AVANT-PROPOS
Depuis Epicure, nous savons que la mort, la nôtre en tout cas, n’existe pas. La démonstration est connue : ou bien nous la craignons et donc, puisque nous vivons encore, elle n’existe pas ; ou bien elle survient, mais alors c'est nous qui ne sommes plus là pour la craindre. Cette mort qui arrivera bien un jour, mais ne nous arrivera jamais, ne peut donc pas vraiment nous concerner…
Oui mais ce raisonnement impeccable n’empêche pas la Mort d’exister en nous.
La Mort, notre mort, existe bien : c’est l’ensemble des noms, des formes, des images… que les vivants, à une époque donnée, associent à ce fait informe, innommable, inimaginable : leur inéluctable disparition. Et même, lorsqu’ils refusent de la nommer, de la prendre en considération, les noms et les formes que la Mort, se donne pour eux, en eux, malgré eux, dans un retour du refoulé. Et cette Mort-là existe si bien qu’elle a, comme l’a montré Ariès, une histoire.
Si la Mort n’existait pas ainsi en eux, les hommes écriraient sans doute, mais autrement. L’acte d’écrire, même si on ne ne peut le réduire à ce signe pathologique, peut se lire aussi comme symptôme de cette angoisse. Mais dire cela n’a guère d’intérêt : affirmer simplement le rapport entre la littérature et la mort semble presque aussi évident (et donc aussi inutile finalement) que d’affirmer le lien entre l’écriture et la sexualité.

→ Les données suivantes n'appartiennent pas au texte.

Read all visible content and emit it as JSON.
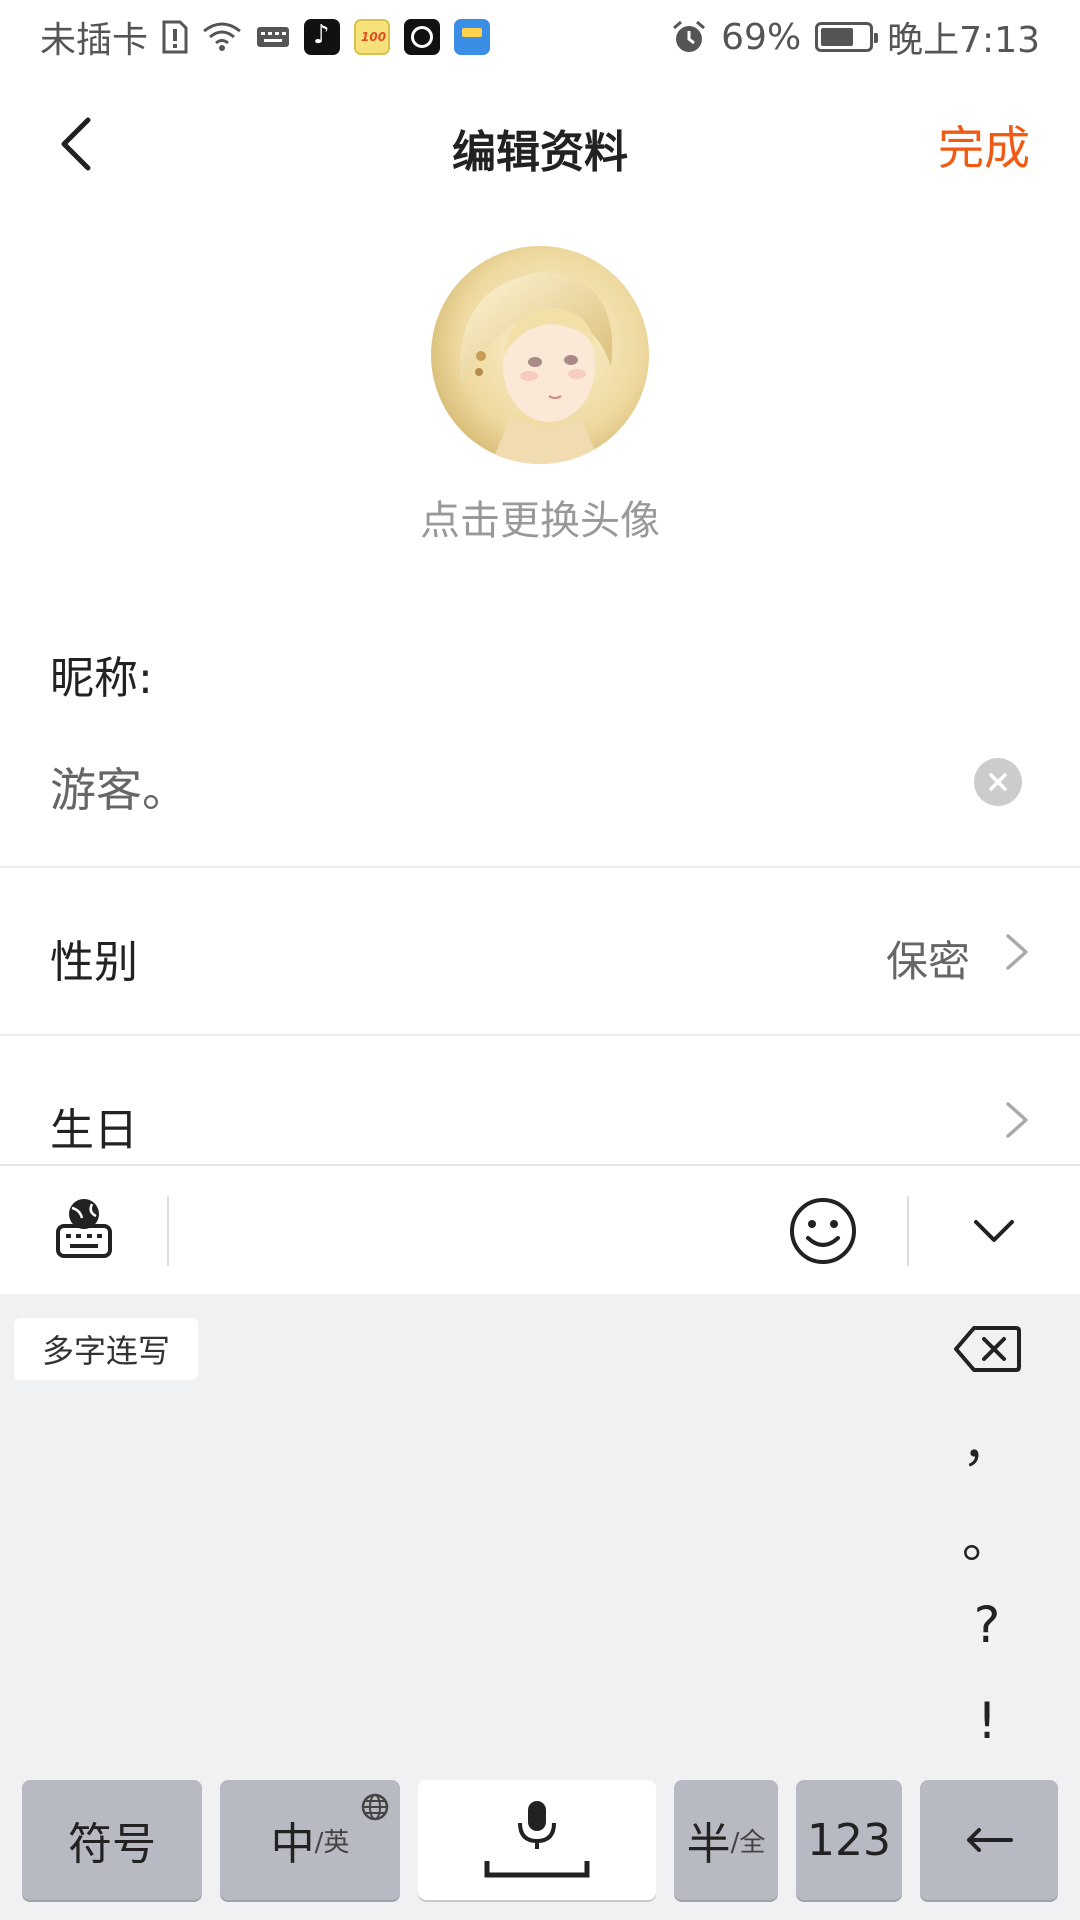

Il est cependant une autre question qui, elle, malgré sa bizarrerie, vaudrait peut-être la peine d'être posée:
l’écriture peut-elle permettre d’en finir avec notre Mort ? Autrement dit, écrire peut-il devenir une pratique efficace contre cette Mort qui nous habite ?
Question qui pourrait, si on considère l’histoire littéraire, se formuler ainsi :
les stratégies d’écriture à une époque donnée ont-elles pu quelque chose contre la Mort qui « occupait » les hommes de cette époque ?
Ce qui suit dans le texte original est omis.